Мимо прошла группа летчиков. Молодые парни, веселые, с виду добродушные, они громко обсуждали на ходу какое-то спортивное событие, смеясь и перебивая друг друга. Люди как люди, если взглянуть со стороны. Кто-то из них три месяца назад сбросил бомбу, которая разорвалась там, на Подгорном спуске. Очень может быть, если бы ему сказали, что его бомба случайно разрушила не казарму и не склад боеприпасов, а маленький домишко, в котором в тот момент находилась женщина и ее двое детей — девочка двенадцати лет и мальчик шести, — он был бы искренне огорчен. Я тоже буду искренне огорчен, если случайно убью не убежденного гитлеровца, не члена национал-социалистической партии с тысяча девятьсот двадцать третьего года, а обычного немецкого парня, надевшего нацистскую форму только потому, что год его рождения был указан в мобилизационном приказе. Мне будет искренне жаль, если случится именно так и я об этом узнаю и найду время подумать над таким несчастливым совпадением. Но думать я не стану. Мобилизованные или добровольцы, они убивают нас не задумываясь.

Он докурил цигарку, не трогаясь с места, оцепенело следя за медленным полетом снежинок, потом встал и побрел дальше. Толстые пучки разноцветных проводов, подвязанные немецкими связистами к столбам и деревьям, бежали вдоль тротуаров, на перекрестках топорщились в разные стороны аккуратные дощечки-стрелы — белые, желтые, синие — с загадочными шифрами частей и учреждений; в большом саду биологического института на улице Коцюбинского стояли зенитки.

Странно, он до сих пор почему-то никак не мог представить себе, как выглядит оккупированный Энск. Вот, смотри. Теперь ты это видишь.

Она не узнала его в первый момент, и не только из-за одежды, хотя и одежда сама по себе могла ввести в заблуждение кого угодно (замасленный, латаный-перелатаный ватник, немыслимые остатки какого-то древнего треуха на голове и подвязанные проводом разбитые сапоги). Очень уж другим было его лицо, — перед нею стоял совсем не тот «романтик» Глушко, которого она в последний раз видела три месяца назад в Семихатке.

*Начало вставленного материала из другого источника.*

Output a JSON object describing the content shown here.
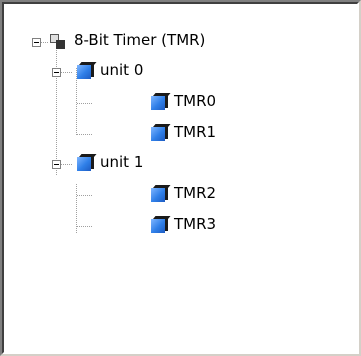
{
  "tree": {
    "root": {
      "label": "8-Bit Timer (TMR)",
      "expanded": true,
      "icon": "module-icon"
    },
    "units": [
      {
        "label": "unit 0",
        "expanded": true,
        "icon": "blue-cube-icon",
        "children": [
          {
            "label": "TMR0",
            "icon": "blue-cube-icon"
          },
          {
            "label": "TMR1",
            "icon": "blue-cube-icon"
          }
        ]
      },
      {
        "label": "unit 1",
        "expanded": true,
        "icon": "blue-cube-icon",
        "children": [
          {
            "label": "TMR2",
            "icon": "blue-cube-icon"
          },
          {
            "label": "TMR3",
            "icon": "blue-cube-icon"
          }
        ]
      }
    ]
  }
}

— Володя, — ахнула она, отступив на шаг и поднося ладонь к щеке. — Откуда ты взялся?

Он заметил и тотчас же правильно истолковал мгновенно промелькнувшее в ее широко распахнутых глазах выражение ужаса.

— Не бойся, Николаева, — сказал он спокойно, — мне уже сказали, так что ты от этого избавлена. Как ты догадываешься, я уже побывал… дома. Ну, здравствуй!

— Ой, Володенька… — Она втащила его в комнату и захлопнула дверь, словно боялась, что он убежит. — Володя, милый…

— Спокойно, Николаева. Курить у тебя можно?

Она судорожно закивала, кусая дрожащие губы. Он глянул на нее, сворачивая цигарку, и досадливо дернул плечом.

— Успокойся. Пора привыкнуть к таким вещам… тебе не кажется? Дай воды.

Она выбежала и вскоре вернулась с полной до краев кружкой. Володя отпил глоток и закурил.

— Так ты, значит, переселилась к Люде. Я проходил мимо твоего дома, его здорово тряхнуло. Очевидно, той бомбой, что попала в обком. Я только одного не понимаю — почему вы не эвакуировались? А где Люда?

— Люсю отправили в Германию, — тихо сказала Таня. — Неделю назад.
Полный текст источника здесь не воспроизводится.